Processo: 16/06914-2
Linha de fomento:Auxílio à Pesquisa - Publicações científicas - Artigo
Vigência: 01 de maio de 2016 - 31 de outubro de 2016
Área do conhecimento:Ciências Biológicas - Bioquímica - Bioquímica de Microorganismos
Pesquisador responsável:Maria de Lourdes Teixeira de Moraes Polizeli
Beneficiário:Maria de Lourdes Teixeira de Moraes Polizeli
Instituição-sede: Faculdade de Filosofia, Ciências e Letras de Ribeirão Preto (FFCLRP).

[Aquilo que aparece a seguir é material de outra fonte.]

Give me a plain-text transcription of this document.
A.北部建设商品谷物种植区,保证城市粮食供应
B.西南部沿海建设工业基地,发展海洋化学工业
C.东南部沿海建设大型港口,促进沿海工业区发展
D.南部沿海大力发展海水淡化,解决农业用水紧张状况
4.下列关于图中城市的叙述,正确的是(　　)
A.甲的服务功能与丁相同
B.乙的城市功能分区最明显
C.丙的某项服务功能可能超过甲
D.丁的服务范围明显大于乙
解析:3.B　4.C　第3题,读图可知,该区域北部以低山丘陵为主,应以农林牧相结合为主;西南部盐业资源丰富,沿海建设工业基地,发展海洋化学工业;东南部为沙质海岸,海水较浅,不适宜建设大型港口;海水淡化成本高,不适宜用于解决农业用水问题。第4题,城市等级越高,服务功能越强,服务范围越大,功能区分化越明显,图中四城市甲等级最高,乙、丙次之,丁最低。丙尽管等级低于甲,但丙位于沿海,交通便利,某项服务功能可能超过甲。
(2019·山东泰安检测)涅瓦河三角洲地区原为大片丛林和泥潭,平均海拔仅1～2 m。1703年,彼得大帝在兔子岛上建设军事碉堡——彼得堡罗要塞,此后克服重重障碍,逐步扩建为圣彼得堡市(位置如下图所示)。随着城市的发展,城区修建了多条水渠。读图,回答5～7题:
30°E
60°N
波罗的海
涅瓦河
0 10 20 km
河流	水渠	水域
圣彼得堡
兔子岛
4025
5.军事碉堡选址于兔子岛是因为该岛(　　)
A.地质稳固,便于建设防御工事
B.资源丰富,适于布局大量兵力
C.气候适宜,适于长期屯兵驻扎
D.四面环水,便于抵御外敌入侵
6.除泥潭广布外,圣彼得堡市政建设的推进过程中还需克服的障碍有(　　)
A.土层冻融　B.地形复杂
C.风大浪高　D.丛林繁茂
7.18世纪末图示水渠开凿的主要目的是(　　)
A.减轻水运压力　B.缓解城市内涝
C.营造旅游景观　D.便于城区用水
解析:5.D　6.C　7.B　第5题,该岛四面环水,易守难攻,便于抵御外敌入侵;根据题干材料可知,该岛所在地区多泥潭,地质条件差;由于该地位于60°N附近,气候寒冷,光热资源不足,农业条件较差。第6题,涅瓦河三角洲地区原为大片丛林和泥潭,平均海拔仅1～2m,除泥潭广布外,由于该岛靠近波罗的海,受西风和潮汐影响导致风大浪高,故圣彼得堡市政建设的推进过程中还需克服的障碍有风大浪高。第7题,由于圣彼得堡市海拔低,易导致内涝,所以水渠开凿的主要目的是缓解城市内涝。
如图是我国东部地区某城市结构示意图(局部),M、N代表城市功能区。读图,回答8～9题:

Universidade de São Paulo (USP). Ribeirão Preto , SP, Brasil
Assunto(s):Aspergillus nidulans  Bioenergia 

Resumo

Os resíduos vegetais representam uma fonte estratégica de energia uma vez que eles podem gerar biocombustíveis sustentáveis através da fermentação de seus carboidratos. Um claro exemplo de de fonte de biocombustível derivado de plantas é a cana-de-açúcarque que exibe 60%-80% de açúcares fermentescíveis em sua composição. No entanto, os métodos atuais de bioconversão de plantas empregam pré-tratamentos químicos e físicos graves e prejudiciais, aumentando o custo de produção de biocombustíveis e degradação ambiental. Uma alternativa é a substituição destes métodos com coquetéis enzimáticos produzidos por co-cultivo. Nesta pesquisa propõe-se um pré-tratamento para o bagaço de cana de açúcar usando um coquetel multi-enzimático produzido à partir do co-cultivo de quatro estirpes recombinantes de Aspergillus nidulans. A co-cultura resultou na produção simultânea de GH51 arabinofuranosidase (ABFA), GH11 endo-1,4-xilanase (xlnA), GH43 endo-1,5-arabinanase (ABNA) e GH12 xiloglucano específica a endo-²-1,4 -glucanase (XegA). Este conjunto de enzimas recombinantes foi mais eficiente na manutenção da integridade de celulose que o método alcalino alternativao, expondo a celulose para processo seguinte de sacarificação. A análise termogravimétrica e térmica diferencial revelou subprodutos residuais na biomassa pré-tratada alcalinizante, que não foram encontrados no pré-tratamento enzimático. Portanto, o pré-tratamento enzimático estava livre de resíduos e parecia ser mais eficiente do que o método alcalino aplicado, o que o torna adequado para a produção de bioetanol. (AU)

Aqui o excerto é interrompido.